There are at least 13 species of Rafflesia, but two of them haven’t been sighted since World War Two and are presumed extinct. The record-holding Rafflesia arnoldii is also facing extinction. To make matters worse, no one has ever cultivated Rafflesia in a garden or laboratory.

This might be due to the smell.


The Rafflesia is commonly referred to as the corpse flower. It was designed by nature to emit a foul odor mimicking rotting flesh, which attracts certain insects like carrion flies, who then provide pollination and ensure that the stinky circle of life carries on. The repulsive smell of the flower is due to the reddish tentacle-like, branched ramentae, inside the corolla of petals.

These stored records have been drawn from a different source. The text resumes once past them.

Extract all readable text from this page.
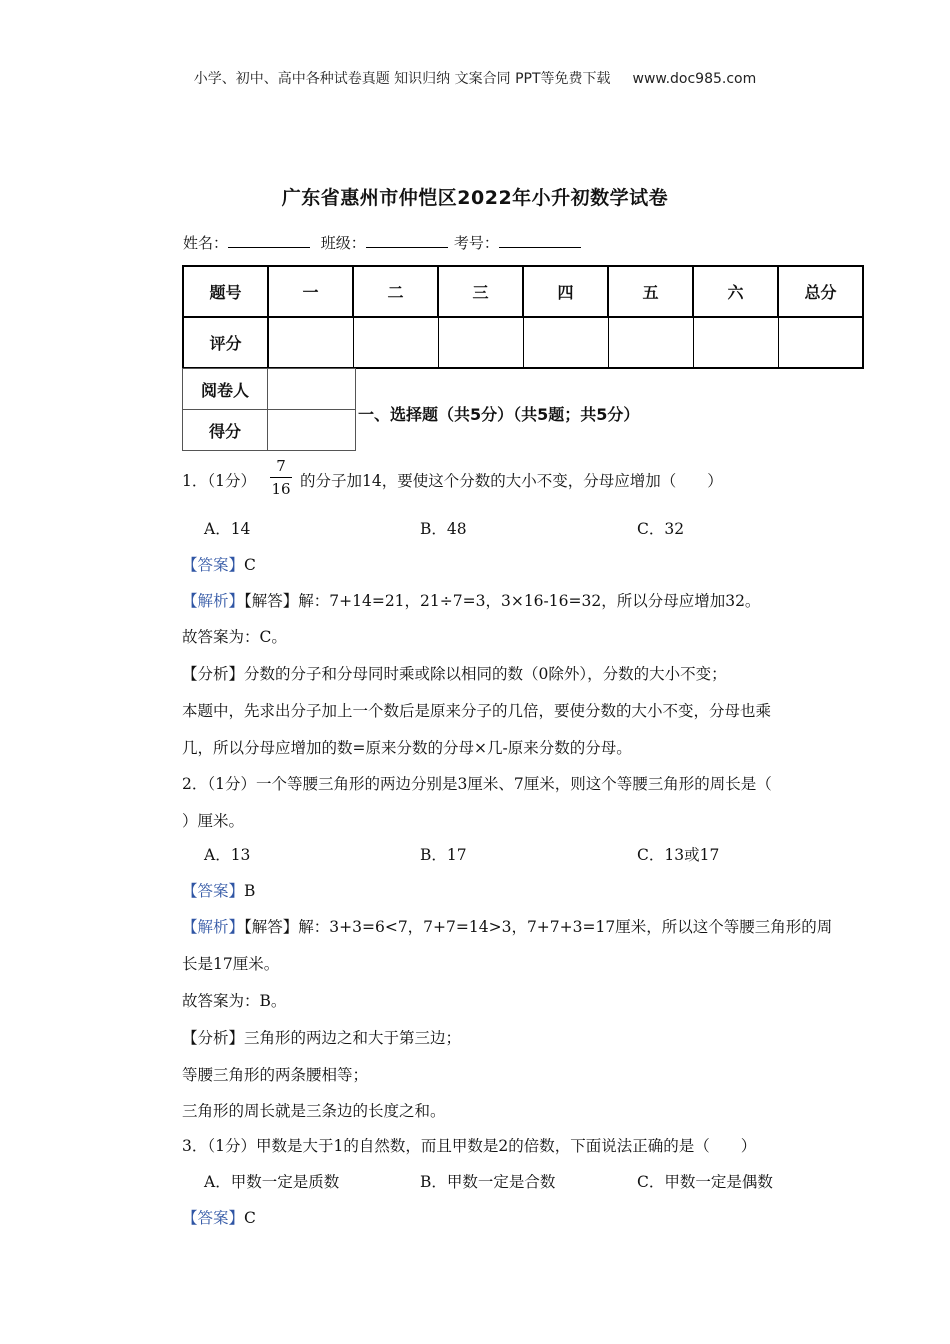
小学、初中、高中各种试卷真题 知识归纳 文案合同 PPT等免费下载 www.doc985.com
广东省惠州市仲恺区2022年小升初数学试卷
姓名：	班级：	考号：
题号	一	二	三	四	五	六	总分
评分							
阅卷人	
得分	
一、选择题（共5分）（共5题；共5分）
1．（1分）
7
16 的分子加14，要使这个分数的大小不变，分母应增加（　　）
A．14	B．48	C．32
【答案】C
【解析】【解答】解：7+14=21，21÷7=3，3×16-16=32，所以分母应增加32。
故答案为：C。
【分析】分数的分子和分母同时乘或除以相同的数（0除外），分数的大小不变；
本题中，先求出分子加上一个数后是原来分子的几倍，要使分数的大小不变，分母也乘
几，所以分母应增加的数=原来分数的分母×几-原来分数的分母。
2．（1分）一个等腰三角形的两边分别是3厘米、7厘米，则这个等腰三角形的周长是（
）厘米。
A．13	B．17	C．13或17
【答案】B
【解析】【解答】解：3+3=6<7，7+7=14>3，7+7+3=17厘米，所以这个等腰三角形的周
长是17厘米。
故答案为：B。
【分析】三角形的两边之和大于第三边；
等腰三角形的两条腰相等；
三角形的周长就是三条边的长度之和。
3．（1分）甲数是大于1的自然数，而且甲数是2的倍数，下面说法正确的是（　　）
A．甲数一定是质数	B．甲数一定是合数	C．甲数一定是偶数
【答案】C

The Rafflesia arnoldii is an iconic symbol of the Southeast Asian rainforest, and is often used in tourist brochures to symbolize the rich biodiversity of the region’s forests. The flower has also been depicted on Indonesian postage stamps on several occasions. The flower is used as the symbol of the Flora Malesiana project, which aims to describe all flowering plants from the region between Thailand and Australia.

Although officially on the endangered list, the shockingly large and stinky flowers are a tourist staple. The flowers appear on national Indonesian literature and brochures, and draw intrigued visitors from far and wide.

The Rafflesia won’t win any beauty contests (or be handed out to any pageant winners either,) but it has value as part of Indonesia’s ecosystem and tourism industry. Just steer clear of them come Valentine’s Day unless you want to start a fight.